While MCD trends remain strong, signs of stress are creeping into the system. Importantly, the stress is not coming from difficult comparisons, but from stress being put on the franchise system that will impact sales trends in the coming months.
  • The biggest issues facing the MCD system stem from the Dollar menu and the aggressive move into beverages. I have written extensively about the Dollar menu and the problems with increasing traffic at the cost of margins. The move to broaden MCD's beverage platform is a completely separate subject, however, and the resulting issues will take time to manifest. In short, any beverage the company sells in a bottle or can in place of a fountain drink will carry a lower margin. Enough said!

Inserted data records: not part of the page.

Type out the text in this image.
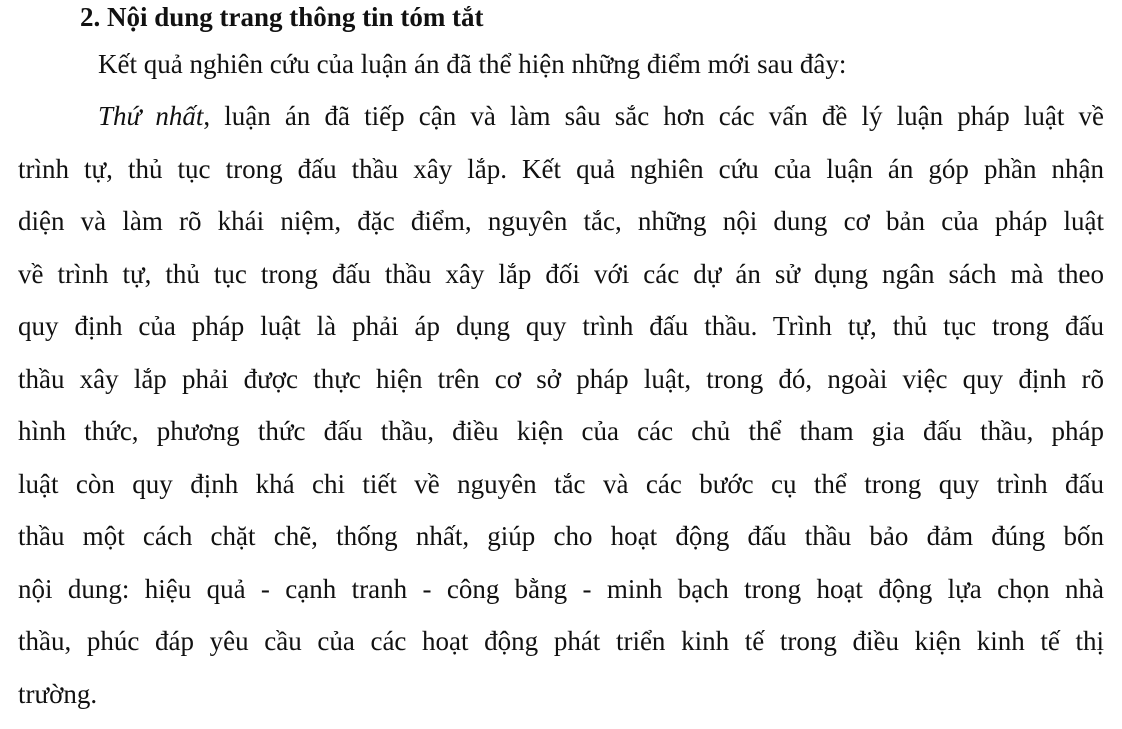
2. Nội dung trang thông tin tóm tắt
Kết quả nghiên cứu của luận án đã thể hiện những điểm mới sau đây:
Thứ nhất, luận án đã tiếp cận và làm sâu sắc hơn các vấn đề lý luận pháp luật về
trình tự, thủ tục trong đấu thầu xây lắp. Kết quả nghiên cứu của luận án góp phần nhận
diện và làm rõ khái niệm, đặc điểm, nguyên tắc, những nội dung cơ bản của pháp luật
về trình tự, thủ tục trong đấu thầu xây lắp đối với các dự án sử dụng ngân sách mà theo
quy định của pháp luật là phải áp dụng quy trình đấu thầu. Trình tự, thủ tục trong đấu
thầu xây lắp phải được thực hiện trên cơ sở pháp luật, trong đó, ngoài việc quy định rõ
hình thức, phương thức đấu thầu, điều kiện của các chủ thể tham gia đấu thầu, pháp
luật còn quy định khá chi tiết về nguyên tắc và các bước cụ thể trong quy trình đấu
thầu một cách chặt chẽ, thống nhất, giúp cho hoạt động đấu thầu bảo đảm đúng bốn
nội dung: hiệu quả - cạnh tranh - công bằng - minh bạch trong hoạt động lựa chọn nhà
thầu, phúc đáp yêu cầu của các hoạt động phát triển kinh tế trong điều kiện kinh tế thị
trường.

  • Recently, McDonald's has seen its fair share of insider selling and apparently, institutional selling, too. We came across the two charts to the right on InsiderTrading.com. Over the past three quarters, there has been a clear trend among the investment community to sell McDonald's. In 4Q07, the last time the stock was in the high 50's, the net selling was the highest in four quarters.
  • In contrast to MCD, the trends at SBUX are completely reversed. In 1Q08, SBUX saw net buying from institutions for the first time in a year! The current owners of SBUX know the issues and understand that the brand and the company are on solid footing. All we need now is that first positive data point and the herd will follow.